François-Xavier Bellamy a affirmé que l'Allemagne avait augmenté son recours au charbon entre 2022 et 2023.


→ C'est faux : c'est l'inverse, l'Allemagne a réduit son recours au charbon en 2023 par rapport à l'année passée. La part du charbon dans la production d'électricité allemande est passée de 34% en 2022 à 26% en 2023.



Mathilde Androuet a affirmé que la France avait presque déjà fini sa transition énergétique.


→ C’est faux : le Haut conseil pour le climat affirme, dans son dernier rapport annuel, que la France ne possède pas un rythme de décarbonation lui permettant d’atteindre ses objectifs à horizon 2030.



Mathilde Androuet a affirmé que nous pourrions interroger le bilan carbone de la production de solaire ou d'éolien lorsque ces énergies sont produites en Chine.


→ La réponse est claire : l'impact carbone des renouvelables reste meilleur même lorsque les panneaux solaires et les éoliennes sont produits en Chine. L'ADEME évalue l’empreinte carbone du photovoltaïque à : 

  • 43,9 g CO2eq/kWh pour les panneaux chinois

  • 32,3 gCO2eq/kWh pour les panneaux européens

  • 25,2 gCO2eq/kWh pour les panneaux français


Pour l'éolien, l'empreinte carbone moyenne est de :

  • 14,1 g CO2 eq / kWh pour les éoliennes terrestres

  • 15,6 g CO2 eq / kWh pour les éoliennes en mer


Pour les énergies fossiles, ce chiffre monte beaucoup plus haut :

  • 820 g CO2eq/kWh pour le charbon

  • 600 g CO2eq/kWh pour le pétrole

  • 490 g CO2eq/kWh pour le gaz


Le bilan carbone reste donc meilleur pour les renouvelables.




Mathilde Androuet a affirmé que réduire de 50% nos émissions d’ici 2050 conduirait à un effondrement social.


→ C’est faux : la Stratégie nationale bas carbone mise en grande partie sur l’efficacité énergétique (services inchangés consommant moins, notamment via l’isolation des bâtiments et la mobilité électrique) pour réduire de 40% les émissions nationales d’ici 2050. 


Mathilde Androuet a affirmé que la Chine ouvrait 2 centrales à thorium pour miser sur le nucléaire.


→ C’est faux, elle n’en a ouvert qu’une seule.



Nicolas Bay a affirmé que la voiture électrique n’était pas un modèle d’avenir car il crée une dépendance aux terres rares.


→ Pas nécessairement : tous les véhicules électriques n'intègrent pas de terres rares dans leurs chaînes de traction.
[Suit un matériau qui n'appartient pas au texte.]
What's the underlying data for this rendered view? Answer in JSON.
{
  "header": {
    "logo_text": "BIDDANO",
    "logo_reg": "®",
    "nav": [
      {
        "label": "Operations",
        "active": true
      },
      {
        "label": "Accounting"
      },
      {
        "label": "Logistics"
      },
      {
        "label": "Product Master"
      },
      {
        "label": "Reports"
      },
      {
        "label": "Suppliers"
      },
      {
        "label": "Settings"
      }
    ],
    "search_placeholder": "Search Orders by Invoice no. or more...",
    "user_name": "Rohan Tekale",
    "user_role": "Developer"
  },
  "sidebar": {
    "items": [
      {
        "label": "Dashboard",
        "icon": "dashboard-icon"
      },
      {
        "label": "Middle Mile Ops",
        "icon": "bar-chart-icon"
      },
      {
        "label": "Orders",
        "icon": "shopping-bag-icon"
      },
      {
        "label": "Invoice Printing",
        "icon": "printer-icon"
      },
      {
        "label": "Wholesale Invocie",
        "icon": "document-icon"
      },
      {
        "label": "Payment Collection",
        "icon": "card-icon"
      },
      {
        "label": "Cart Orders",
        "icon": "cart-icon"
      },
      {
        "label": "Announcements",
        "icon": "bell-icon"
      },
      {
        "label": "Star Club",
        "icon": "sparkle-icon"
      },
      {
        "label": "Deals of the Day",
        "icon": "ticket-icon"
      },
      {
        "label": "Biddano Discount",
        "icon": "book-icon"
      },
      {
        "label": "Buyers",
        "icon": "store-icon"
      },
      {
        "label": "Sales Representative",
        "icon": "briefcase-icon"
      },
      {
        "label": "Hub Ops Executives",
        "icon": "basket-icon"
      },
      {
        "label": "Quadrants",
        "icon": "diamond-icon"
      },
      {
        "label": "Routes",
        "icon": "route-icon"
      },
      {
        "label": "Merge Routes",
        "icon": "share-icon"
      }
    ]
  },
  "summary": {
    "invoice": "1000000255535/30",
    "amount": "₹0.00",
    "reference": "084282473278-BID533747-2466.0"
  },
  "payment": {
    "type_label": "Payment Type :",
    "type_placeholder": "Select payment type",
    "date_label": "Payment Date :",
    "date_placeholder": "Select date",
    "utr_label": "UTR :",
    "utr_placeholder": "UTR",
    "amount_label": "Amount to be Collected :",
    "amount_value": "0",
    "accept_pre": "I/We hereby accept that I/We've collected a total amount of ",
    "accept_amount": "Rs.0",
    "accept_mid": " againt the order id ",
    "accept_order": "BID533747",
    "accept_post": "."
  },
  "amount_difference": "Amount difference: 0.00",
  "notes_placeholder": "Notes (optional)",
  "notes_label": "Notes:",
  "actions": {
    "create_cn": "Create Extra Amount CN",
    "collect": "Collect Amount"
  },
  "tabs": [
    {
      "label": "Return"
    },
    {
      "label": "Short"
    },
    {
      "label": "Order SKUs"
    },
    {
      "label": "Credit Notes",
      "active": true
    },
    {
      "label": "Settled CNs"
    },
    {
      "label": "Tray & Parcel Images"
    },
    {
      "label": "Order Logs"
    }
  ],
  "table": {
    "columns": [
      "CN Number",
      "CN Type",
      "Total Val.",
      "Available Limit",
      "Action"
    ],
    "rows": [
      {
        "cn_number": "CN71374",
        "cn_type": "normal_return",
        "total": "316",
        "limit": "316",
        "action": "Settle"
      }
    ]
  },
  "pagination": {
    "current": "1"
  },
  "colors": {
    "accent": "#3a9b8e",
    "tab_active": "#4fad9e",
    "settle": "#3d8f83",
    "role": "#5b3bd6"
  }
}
Si certains constructeurs ont opté pour des moteurs électriques à aimants permanents (intégrant des terres rares), d'autres ont opté pour des électroaimants qui n'en contiennent pas. Les véhicules électriques ont un bilan carbone près de 4 fois meilleur que leur équivalent thermique.



Nicolas Bay a affirmé que la voiture à hydrogène est un investissement stratégique.


→ C’est faux : la voiture à hydrogène est très peu efficace et a été globalement abandonnée par l’industrie. En outre, la disponibilité de l’hydrogène serait durablement contraignante (il faut le produire avec de l’électricité bas carbone, avec des pertes).



Manon Aubry a affirmé que son groupe est le seul à s’être opposé à l’extension du marché carbone du fait de son caractère socialement injuste.


→ C’est à nuancer :  au niveau des groupes européens, le groupe The Left est effectivement le seul à avoir majoritairement rejeté le texte. Cependant, si l’on s’intéresse aux délégations de députés français, les députés écologistes français ont en très grande partie voté contre le texte, au même titre que les députés Français Insoumis.